A diretora-geral do Tesouro e Finanças demissionária propôs ao atual Governo em outubro de 2011 ficar com a missão de gerir o dossiê dos swap, apesar de reconhecer a falta de meios para «uma matéria tão complexa», escreve a Lusa.

Swap: Gaspar volta ao Parlamento para novas explicações

Elsa Roncon dos Santos disse hoje no parlamento que a Direção Geral do Tesouro e Finanças (DGTF), que tinha a responsabilidade de recolher a informação sobre estes contratos enviados pelas empresas públicas, propôs em outubro de 2011 ficar também com a missão de validar operações futuras.

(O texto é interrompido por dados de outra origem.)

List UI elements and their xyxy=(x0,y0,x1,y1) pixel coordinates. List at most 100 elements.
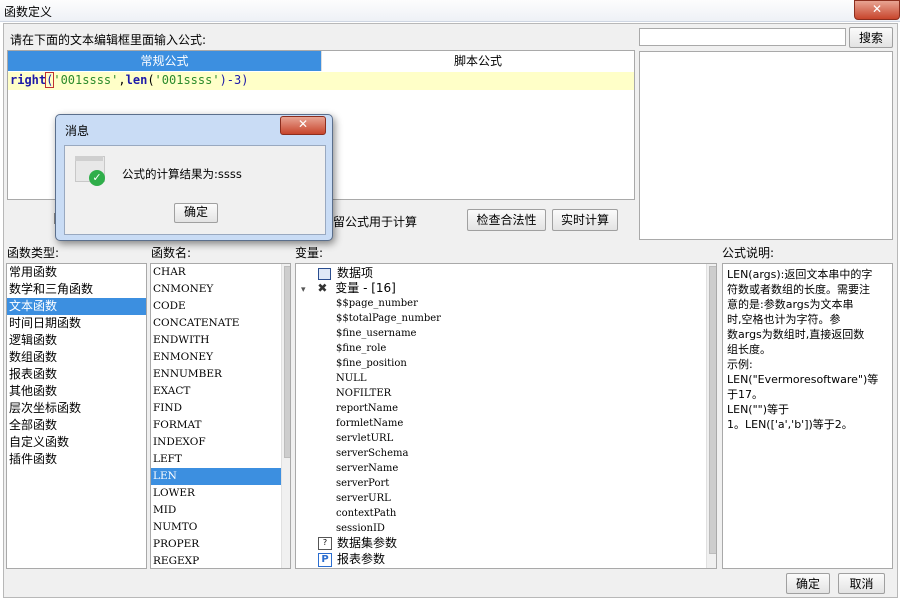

«Não houve acolhimento da nossa proposta», declarou na Comissão Parlamentar de Inquérito à Celebração de Contratos de Gestão de Risco Financeiro por Empresas do Setor Público, denominados swap, onde foi ouvida.

O Governo decidiu que essa matéria seria da responsabilidade do IGCP - Agência de Gestão da Tesouraria e Divida Pública, ficando a DGTF incumbida do tratamento processual dos elementos e da compilação dos dados fornecidos pelas empresas públicas.

Ainda assim, questionada pelo deputado do CDS-PP Hélder Amaral, Elsa Roncon dos Santos reconheceu a falta de meios para «analisar uma matéria tão complexa», adiantando que «compete ao IGCP, enquanto gestor da dívida pública direta», ficar também com a gestão da dívida pública indireta.

«Em todos os momentos referi a falta de meios, foi recorrente em todas as reuniões, que não era apenas relativo ao dossiê swap», disse, referindo que tentou fazer «uma contratação externa» para resolver o problema de falta de recursos humanos, mas que tal não foi possível.

«Embora cumprisse cabalmente todos os procedimentos de que foi incumbida, [a DGTF] eventualmente não teve a excelência no cumprimento», considerou.

Questionada sobre o momento em que teve conhecimento que os contratos swap das empresas eram especulativos, Elsa Roncon dos Santos disse que «a partir do momento em que o relatório de contas das empresas começou a ser mais detalhado», percebeu que «alguns não eram de mera cobertura de risco», escreve a Lusa.

Da mão do anterior diretor-geral, Pedro Rodrigues Felício, em agosto de 2011, recebeu um dossiê chamado troika, que elencava as medidas do memorando de entendimento, em que havia referência à necessidade de fazer um relatório com os instrumentos de gestão financeira e os riscos contingentes, que à data já estava a ser elaborado.

Elsa Roncon dos Santos adiantou que, à época, os swap não eram uma prioridade, porque havia um «dossiê mais grave que era o das parcerias público privadas (PPP)».

A diretora-geral do Tesouro e Finanças demissionária rejeitou hoje no parlamento a existência «divergências» com a ex-secretária de Estado do Tesouro e atual ministra das Finanças, Maria Luís Albuquerque, invocando «unicamente motivos pessoais» para o pedido de demissão apresentado a Vítor Gaspar, a 01 de julho.